The district credits RTI and other initiatives with its improved performance on state tests. In 2004-05, 35 percent of all students were proficient or above in English/language arts, and 44 percent were proficient or above in math. Last school year, the proficiency rates were 58 percent in English/language arts, and 67 percent in math.
In special education, where RTI is often focused, Sanger also has seen improvement. In 2004-05, the proficiency rate for that student group was 18.6 percent in English/language arts, and 23 percent in math. Last school year, those rates had risen to 36.5 percent proficiency in English/language arts, and 48 percent proficiency in math.
The California Comprehensive Center at WestEd, part of a federal network that provides assistance to the California education department to implement the NCLB law and improve student achievement, has profiled Sanger and three other California districts for having better-than-expected performance among special education students, considering the district’s demographics.
Even with the improvement in special education test scores, Sanger officials struggle with closing the achievement gap completely.
“If you exit students out of special education who can learn in a regular setting, we’re left with the kids who have really intensive needs,” said Matthew Navo, the director of pupil services for the district.” But keeping students in special education is expensive and doesn’t serve those children well, he said.
The district credits the reform effort for reducing “encroachment,” a term for when the district has to draw from general funds to pay for special programs.

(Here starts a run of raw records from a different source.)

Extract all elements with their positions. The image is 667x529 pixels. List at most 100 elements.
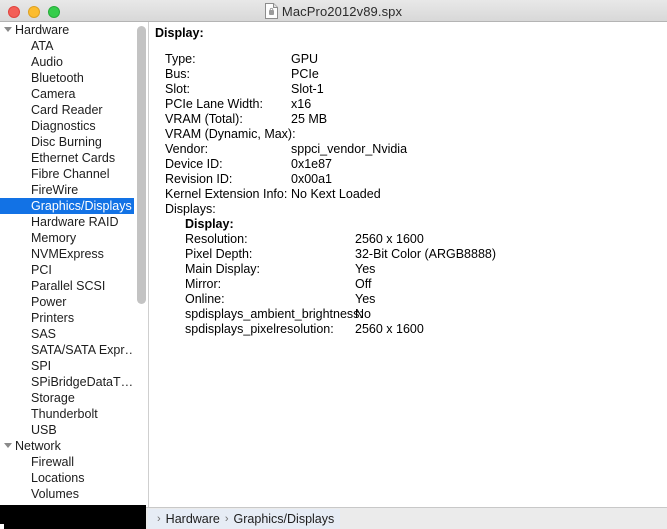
- detail-row: Type: GPU: [150, 52, 667, 67]
- sidebar-item-graphics-displays[interactable]: Graphics/Displays: [0, 198, 134, 214]
- detail-row-value: GPU: [291, 52, 319, 66]
- detail-row-key: PCIe Lane Width:: [165, 97, 263, 111]
- detail-row: VRAM (Total): 25 MB: [150, 112, 667, 127]
- sidebar-item-volumes[interactable]: Volumes: [0, 486, 134, 502]
- detail-row-key: Bus:: [165, 67, 191, 81]
- sidebar-item-memory[interactable]: Memory: [0, 230, 134, 246]
- detail-row: Slot: Slot-1: [150, 82, 667, 97]
- title-bar: MacPro2012v89.spx: [0, 0, 667, 22]
- breadcrumb-separator-icon: ›: [224, 512, 229, 525]
- detail-row-key: Device ID:: [165, 157, 223, 171]
- sidebar-item-network[interactable]: Network: [0, 438, 134, 454]
- sidebar-item-spi[interactable]: SPI: [0, 358, 134, 374]
- sidebar-item-ata[interactable]: ATA: [0, 38, 134, 54]
- display-detail-row: spdisplays_pixelresolution: 2560 x 1600: [150, 322, 667, 337]
- sidebar-scrollbar-thumb[interactable]: [137, 26, 146, 304]
- sidebar-item-label: Parallel SCSI: [31, 279, 106, 293]
- detail-row: Bus: PCIe: [150, 67, 667, 82]
- sidebar-item-sata-sata-expr[interactable]: SATA/SATA Expr…: [0, 342, 134, 358]
- display-row-key: spdisplays_ambient_brightness:: [185, 307, 363, 321]
- sidebar-item-label: Hardware: [15, 23, 70, 37]
- detail-row-value: 25 MB: [291, 112, 328, 126]
- sidebar-item-label: SAS: [31, 327, 57, 341]
- detail-pane: Display: Type: GPU Bus: PCIe Slot: Slot-1 PCIe …: [150, 22, 667, 507]
- sidebar-scrollbar[interactable]: [134, 22, 149, 507]
- sidebar-item-parallel-scsi[interactable]: Parallel SCSI: [0, 278, 134, 294]
- detail-row-value: Slot-1: [291, 82, 324, 96]
- sidebar-item-label: Graphics/Displays: [31, 199, 132, 213]
- sidebar-item-label: SATA/SATA Expr…: [31, 343, 134, 357]
- sidebar-item-firewall[interactable]: Firewall: [0, 454, 134, 470]
- sidebar-item-label: Camera: [31, 87, 76, 101]
- sidebar-item-label: Fibre Channel: [31, 167, 110, 181]
- sidebar-item-locations[interactable]: Locations: [0, 470, 134, 486]
- occluding-bar: [0, 505, 146, 529]
- display-row-key: Mirror:: [185, 277, 222, 291]
- detail-row-key: VRAM (Dynamic, Max):: [165, 127, 296, 141]
- detail-row: Device ID: 0x1e87: [150, 157, 667, 172]
- display-row-value: 2560 x 1600: [355, 322, 424, 336]
- display-detail-row: Resolution: 2560 x 1600: [150, 232, 667, 247]
- display-detail-row: Main Display: Yes: [150, 262, 667, 277]
- disclosure-triangle-icon[interactable]: [4, 27, 12, 33]
- sidebar-item-label: Network: [15, 439, 61, 453]
- sidebar-item-label: Card Reader: [31, 103, 103, 117]
- disclosure-triangle-icon[interactable]: [4, 443, 12, 449]
- sidebar-item-usb[interactable]: USB: [0, 422, 134, 438]
- sidebar-item-power[interactable]: Power: [0, 294, 134, 310]
- sidebar-item-fibre-channel[interactable]: Fibre Channel: [0, 166, 134, 182]
- detail-row-key: VRAM (Total):: [165, 112, 243, 126]
- sidebar-item-label: USB: [31, 423, 57, 437]
- sidebar-item-pci[interactable]: PCI: [0, 262, 134, 278]
- detail-row: Displays:: [150, 202, 667, 217]
- display-row-key: Resolution:: [185, 232, 248, 246]
- sidebar-outline[interactable]: Hardware ATA Audio Bluetooth Camera Card Read…: [0, 22, 134, 507]
- display-row-value: Off: [355, 277, 372, 291]
- display-row-key: Main Display:: [185, 262, 261, 276]
- sidebar-item-label: Power: [31, 295, 67, 309]
- sidebar-item-ethernet-cards[interactable]: Ethernet Cards: [0, 150, 134, 166]
- display-row-key: Online:: [185, 292, 225, 306]
- detail-row-key: Vendor:: [165, 142, 209, 156]
- sidebar-item-bluetooth[interactable]: Bluetooth: [0, 70, 134, 86]
- sidebar-item-label: Hardware RAID: [31, 215, 119, 229]
- sidebar-item-spibridgedatat[interactable]: SPiBridgeDataT…: [0, 374, 134, 390]
- detail-row-key: Displays:: [165, 202, 216, 216]
- detail-row-key: Revision ID:: [165, 172, 233, 186]
- sidebar-item-printers[interactable]: Printers: [0, 310, 134, 326]
- breadcrumb-item[interactable]: Hardware: [166, 512, 220, 526]
- detail-row-value: x16: [291, 97, 312, 111]
- sidebar-item-label: Audio: [31, 55, 63, 69]
- sidebar-item-label: Bluetooth: [31, 71, 84, 85]
- sidebar-item-audio[interactable]: Audio: [0, 54, 134, 70]
- sidebar-item-hardware[interactable]: Hardware: [0, 22, 134, 38]
- display-row-value: 32-Bit Color (ARGB8888): [355, 247, 497, 261]
- sidebar-item-nvmexpress[interactable]: NVMExpress: [0, 246, 134, 262]
- sidebar-item-label: SPiBridgeDataT…: [31, 375, 134, 389]
- sidebar-item-disc-burning[interactable]: Disc Burning: [0, 134, 134, 150]
- sidebar-item-label: Volumes: [31, 487, 79, 501]
- detail-row-value: sppci_vendor_Nvidia: [291, 142, 408, 156]
- sidebar-item-storage[interactable]: Storage: [0, 390, 134, 406]
- breadcrumb-item[interactable]: Graphics/Displays: [234, 512, 335, 526]
- detail-row-key: Type:: [165, 52, 196, 66]
- sidebar-item-firewire[interactable]: FireWire: [0, 182, 134, 198]
- display-detail-row: Pixel Depth: 32-Bit Color (ARGB8888): [150, 247, 667, 262]
- breadcrumb[interactable]: › Hardware › Graphics/Displays: [148, 509, 341, 529]
- sidebar-item-label: Printers: [31, 311, 75, 325]
- sidebar-item-hardware-raid[interactable]: Hardware RAID: [0, 214, 134, 230]
- detail-row: Vendor: sppci_vendor_Nvidia: [150, 142, 667, 157]
- sidebar-item-label: SPI: [31, 359, 52, 373]
- sidebar-item-label: Locations: [31, 471, 85, 485]
- sidebar-item-thunderbolt[interactable]: Thunderbolt: [0, 406, 134, 422]
- system-information-window: MacPro2012v89.spx Hardware ATA Audio Blueto…: [0, 0, 667, 529]
- detail-row-value: 0x00a1: [291, 172, 333, 186]
- sidebar-item-camera[interactable]: Camera: [0, 86, 134, 102]
- sidebar-item-diagnostics[interactable]: Diagnostics: [0, 118, 134, 134]
- display-row-value: Yes: [355, 292, 376, 306]
- sidebar-item-card-reader[interactable]: Card Reader: [0, 102, 134, 118]
- sidebar-item-sas[interactable]: SAS: [0, 326, 134, 342]
- display-detail-row: spdisplays_ambient_brightness: No: [150, 307, 667, 322]
- sidebar-item-label: PCI: [31, 263, 52, 277]
- document-icon: [264, 3, 278, 19]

W. Richard Smith, Sanger’s deputy superintendent, says that encroachment was reduced by $640,000 in the first three years of the initiative.
Sanger still is working on how to incorporate RTI into a process for identifying students who possibly have learning disabilities. The idea, which introduced response to intervention to federal education law, says that states can allow districts to use RTI as part of a special education evaluation. The federal Education Department since has issued guidance clarifying that RTI cannot be the only method that a school uses to make such a determination, but it can be part of a comprehensive evaluation.

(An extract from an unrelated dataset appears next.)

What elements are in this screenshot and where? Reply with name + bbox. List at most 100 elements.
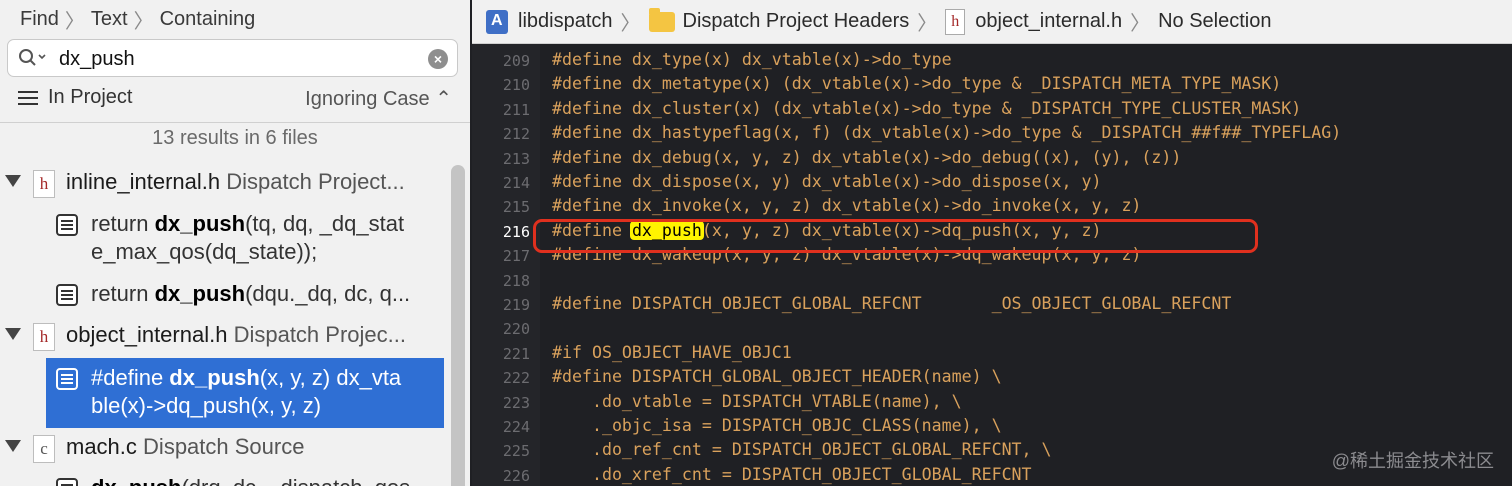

This year, Sanger is piloting at two elementary schools an identification process that includes RTI. District administrators said they want to avoid a situation where a student might be considered learning disabled in one school, but not another, because of differing RTI practices. Eventually, some interventions, and the length of time that students spend in them, will look similar districtwide, say central office staff.
District officials do say that RTI has cut down on special education referrals. “We’re constantly problem-solving,” said Elizabeth Dobrinen, an intervention teacher at Madison Elementary School in the district. “If this program doesn’t work, it doesn’t mean we’re on the way to special education. It might mean we haven’t gotten quite the right thing for every kid.”
Time will tell what happens to those students as they move through middle school and high school. Sanger staff members say that the process will continue to adapt to the changing needs of its students.
“I’m sorry, but business as usual is not doing the job for our kids,” Superintendent Johnson said. “We’ve created a support structure where it’s harder for a child to fail than it is for them to succeed in our system.”